Daniel Stein is president of the Federation for American Immigration Reform.
As the long and complex national debate about healthcare policy has unfolded, there is still a good deal of disagreement among Americans about many aspects of the bills that are making their way through Congress. On one matter, however, there is overwhelming consensus: Eighty percent of Americans are opposed to including illegal aliens under a taxpayer-subsidized national healthcare plan, according to a June 2009 Rasmussen poll.
Americans recognize that extending the full range of benefits to people who have no legal right to be in the country is unjustified and would add billions of dollars to the cost of a healthcare overhaul. Taxpayers—at the federal and state level—already spend about $11 billion a year on unreimbursed care for illegal aliens.
When analyzing a previous version of a House healthcare reform bill, the Congressional Budget Office estimated that the average government subsidy per person would cost $4,600 a year, growing to $6,000 a year by 2019. According to estimates, covering illegal aliens would increase the amount American taxpayers are spending for healthcare for illegal aliens from $11 billion per year to $30 billion. That would rise to $40 billion per year by the end of the next decade. Moreover, these costs fail to take into account any increase in the illegal alien population during that time.
While federal law and basic human decency require that emergency care be provided to anyone in a life-threatening situation, there is no compelling legal or humanitarian reason to offer every medical service to persons in the country illegally. Doing so would either drive up costs for everyone else or add to the already staggering deficit—both of which President Obama and congressional leaders have vowed will not happen.
The Pew Hispanic Center estimated that in 2007, 59 percent of illegal aliens lacked basic health insurance. Assuming that percentage has not increased as a result of the recession, and using conservative estimates of the population, that would mean some 6.6 million illegal aliens are medically uninsured. These uninsured illegal aliens are far more likely to have incomes below 400 percent of the official poverty level, making them income eligible for the government affordability credits included in the healthcare reform bill approved by the House.
For many of the reasons expressed by advocates for illegal aliens, continuing to have millions in our country who lack health insurance and are unable to pay for care poses its own set of problems. Those issues can and must be addressed by enforcement of our immigration laws, not by forcing American taxpayers to absorb billions of dollars in additional costs.
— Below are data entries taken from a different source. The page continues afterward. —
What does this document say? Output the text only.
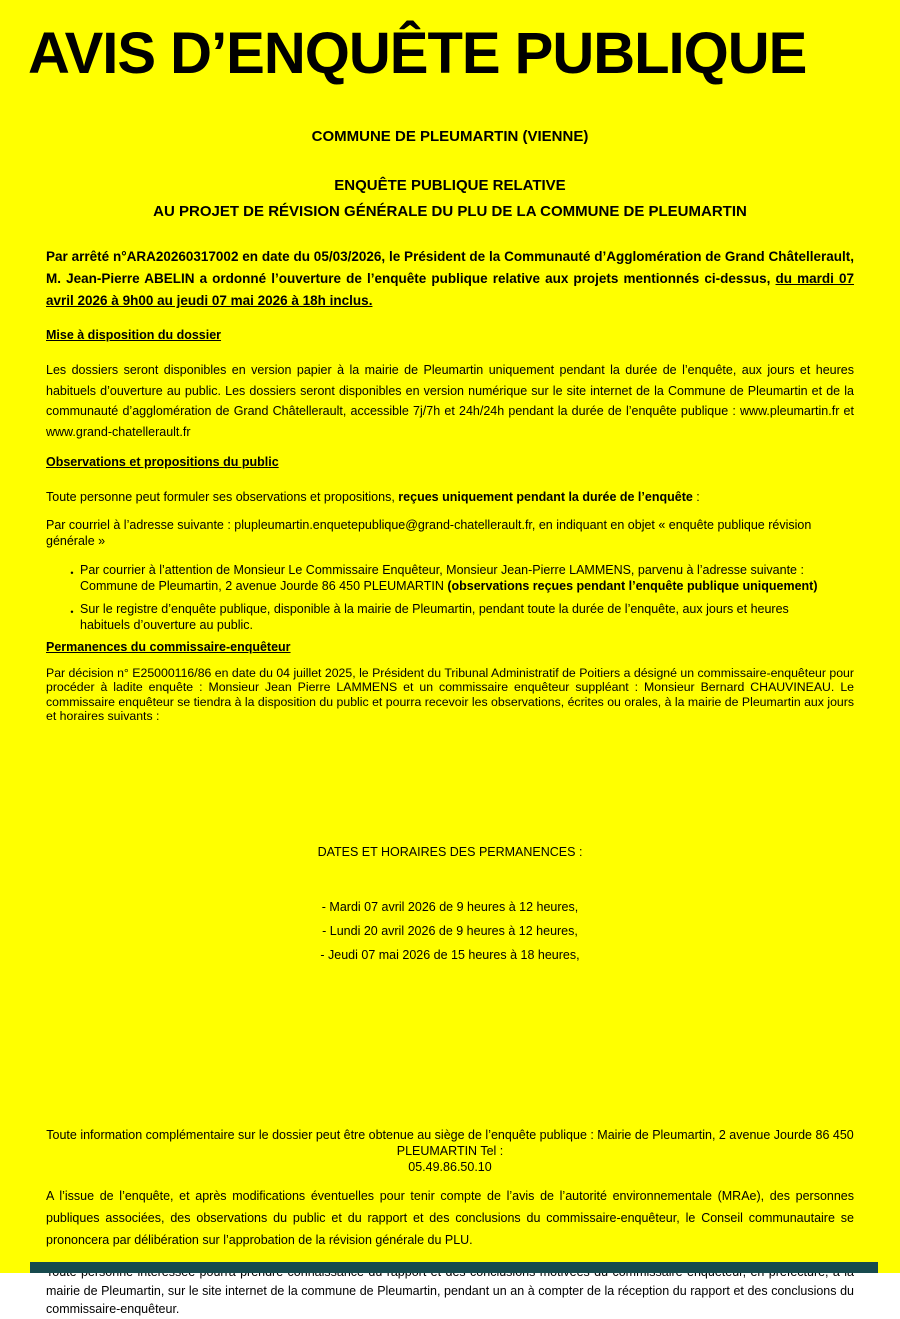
AVIS D’ENQUÊTE PUBLIQUE
COMMUNE DE PLEUMARTIN (VIENNE)
ENQUÊTE PUBLIQUE RELATIVE
AU PROJET DE RÉVISION GÉNÉRALE DU PLU DE LA COMMUNE DE PLEUMARTIN

Par arrêté n°ARA20260317002 en date du 05/03/2026, le Président de la Communauté d’Agglomération de Grand Châtellerault, M. Jean-Pierre ABELIN a ordonné l’ouverture de l’enquête publique relative aux projets mentionnés ci-dessus, du mardi 07 avril 2026 à 9h00 au jeudi 07 mai 2026 à 18h inclus.

Mise à disposition du dossier

Les dossiers seront disponibles en version papier à la mairie de Pleumartin uniquement pendant la durée de l’enquête, aux jours et heures habituels d’ouverture au public. Les dossiers seront disponibles en version numérique sur le site internet de la Commune de Pleumartin et de la communauté d’agglomération de Grand Châtellerault, accessible 7j/7h et 24h/24h pendant la durée de l’enquête publique : www.pleumartin.fr et www.grand-chatellerault.fr

Observations et propositions du public

Toute personne peut formuler ses observations et propositions, reçues uniquement pendant la durée de l’enquête :

Par courriel à l’adresse suivante : plupleumartin.enquetepublique@grand-chatellerault.fr, en indiquant en objet « enquête publique révision générale »

•
Par courrier à l’attention de Monsieur Le Commissaire Enquêteur, Monsieur Jean-Pierre LAMMENS, parvenu à l’adresse suivante : Commune de Pleumartin, 2 avenue Jourde 86 450 PLEUMARTIN (observations reçues pendant l’enquête publique uniquement)
•
Sur le registre d’enquête publique, disponible à la mairie de Pleumartin, pendant toute la durée de l’enquête, aux jours et heures habituels d’ouverture au public.
Permanences du commissaire-enquêteur

Par décision n° E25000116/86 en date du 04 juillet 2025, le Président du Tribunal Administratif de Poitiers a désigné un commissaire-enquêteur pour procéder à ladite enquête : Monsieur Jean Pierre LAMMENS et un commissaire enquêteur suppléant : Monsieur Bernard CHAUVINEAU. Le commissaire enquêteur se tiendra à la disposition du public et pourra recevoir les observations, écrites ou orales, à la mairie de Pleumartin aux jours et horaires suivants :

DATES ET HORAIRES DES PERMANENCES :
- Mardi 07 avril 2026 de 9 heures à 12 heures,
- Lundi 20 avril 2026 de 9 heures à 12 heures,
- Jeudi 07 mai 2026 de 15 heures à 18 heures,
Toute information complémentaire sur le dossier peut être obtenue au siège de l’enquête publique : Mairie de Pleumartin, 2 avenue Jourde 86 450 PLEUMARTIN Tel :
05.49.86.50.10

A l’issue de l’enquête, et après modifications éventuelles pour tenir compte de l’avis de l’autorité environnementale (MRAe), des personnes publiques associées, des observations du public et du rapport et des conclusions du commissaire-enquêteur, le Conseil communautaire se prononcera par délibération sur l’approbation de la révision générale du PLU.

mairie de Pleumartin, sur le site internet de la commune de Pleumartin, pendant un an à compter de la réception du rapport et des conclusions du commissaire-enquêteur.
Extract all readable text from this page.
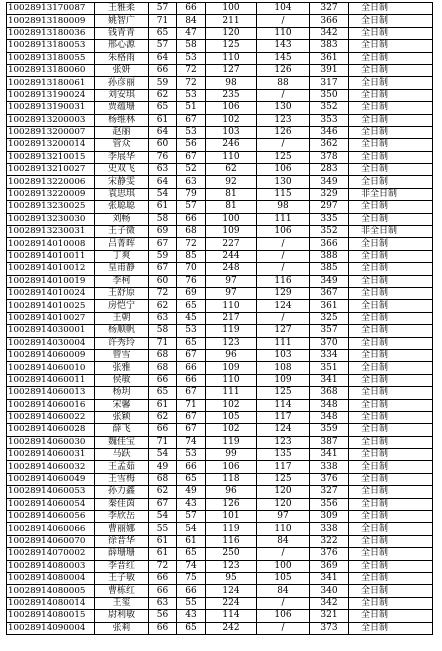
10028913170087	王雅柔	57	66	100	104	327	全日制
10028913180009	姚智广	71	84	211	/	366	全日制
10028913180036	钱青青	65	47	120	110	342	全日制
10028913180053	邢心源	57	58	125	143	383	全日制
10028913180055	朱格雨	64	53	110	145	361	全日制
10028913180060	张妍	66	72	127	126	391	全日制
10028913180061	孙彦丽	59	72	98	88	317	全日制
10028913190024	刘安琪	62	53	235	/	350	全日制
10028913190031	贾蕴珊	65	51	106	130	352	全日制
10028913200003	杨维林	61	67	102	123	353	全日制
10028913200007	赵丽	64	53	103	126	346	全日制
10028913200014	管众	60	56	246	/	362	全日制
10028913210015	李展华	76	67	110	125	378	全日制
10028913210027	史双飞	63	52	62	106	283	全日制
10028913220006	宋静雯	64	63	92	130	349	全日制
10028913220009	袁思琪	54	79	81	115	329	非全日制
10028913230025	张聪聪	61	57	81	98	297	全日制
10028913230030	刘畅	58	66	100	111	335	全日制
10028913230031	王子微	69	68	109	106	352	非全日制
10028914010008	吕菁晖	67	72	227	/	366	全日制
10028914010011	丁爽	59	85	244	/	388	全日制
10028914010012	皇甫静	67	70	248	/	385	全日制
10028914010019	李柯	60	76	97	116	349	全日制
10028914010024	王舒原	72	69	97	129	367	全日制
10028914010025	房恺宁	62	65	110	124	361	全日制
10028914010027	王朝	63	45	217	/	325	全日制
10028914030001	杨顺帆	58	53	119	127	357	全日制
10028914030004	许秀玲	71	65	123	111	370	全日制
10028914060009	曾雪	68	67	96	103	334	全日制
10028914060010	张雅	68	66	109	108	351	全日制
10028914060011	侯敏	66	66	110	109	341	全日制
10028914060013	杨玥	65	67	111	125	368	全日制
10028914060016	宋馨	61	71	102	114	348	全日制
10028914060022	张颖	62	67	105	117	348	全日制
10028914060028	薛飞	66	67	102	124	359	全日制
10028914060030	魏佳宝	71	74	119	123	387	全日制
10028914060031	马跃	54	53	99	135	341	全日制
10028914060032	王孟茹	49	66	106	117	338	全日制
10028914060049	王雪梅	68	65	118	125	376	全日制
10028914060053	孙力鑫	62	49	96	120	327	全日制
10028914060054	秦佳茵	67	43	126	120	356	全日制
10028914060056	李欣岳	54	57	101	97	309	全日制
10028914060066	曹丽娜	55	54	119	110	338	全日制
10028914060070	徐晋华	61	61	116	84	322	全日制
10028914070002	薛珊珊	61	65	250	/	376	全日制
10028914080003	李晋红	72	74	123	100	369	全日制
10028914080004	王子敏	66	75	95	105	341	全日制
10028914080005	曹栋红	66	66	124	84	340	全日制
10028914080014	王玺	63	55	224	/	342	全日制
10028914080015	尉利敏	56	43	114	106	321	全日制
10028914090004	张莉	66	65	242	/	373	全日制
Advocates for covering illegal aliens begin from the false premise that the presence of 11 million to 15 million illegal aliens in our society is an immutable fact. It isn't. Through the elimination of nonessential public services and benefits, greater cooperation on the part of state and local police, and a rational enforcement strategy that makes it difficult for employers to get away with hiring illegal aliens, the number living in the United States can be reduced dramatically.
Recent history has demonstrated that enforcement works. Even before the onset of the recession, stepped-up worksite enforcement, begun in 2007, resulted in the first declines in the illegal population in decades. Moreover, in states that have implemented their own immigration enforcement strategies, the results were even more dramatic. Arizona, which requires employers to use a federal employment eligibility program known as E-Verify and bars illegal aliens from receiving most state benefits, has reduced its illegal alien population by about one third.
Unfortunately, the Obama administration has moved in precisely the opposite direction. Rather than continuing strategies proved to reduce the illegal population, it has pursued policies designed to create pressure for a massive amnesty. On several occasions, Obama has acknowledged that providing healthcare benefits to illegal aliens is politically untenable with the American public. Yet, he has openly assured ethnic advocacy groups of his commitment to granting amnesty to current illegal aliens and then bringing them under the umbrella of a national healthcare system.
Aside from being equally untenable with the American public, granting amnesty to illegal aliens would do nothing to reduce the cost burden for their healthcare. Because of education levels and limited jobs skills among the illegal population, the majority would not see their incomes rise appreciably and would therefore qualify for large taxpayer subsidies under the reform bills before Congress.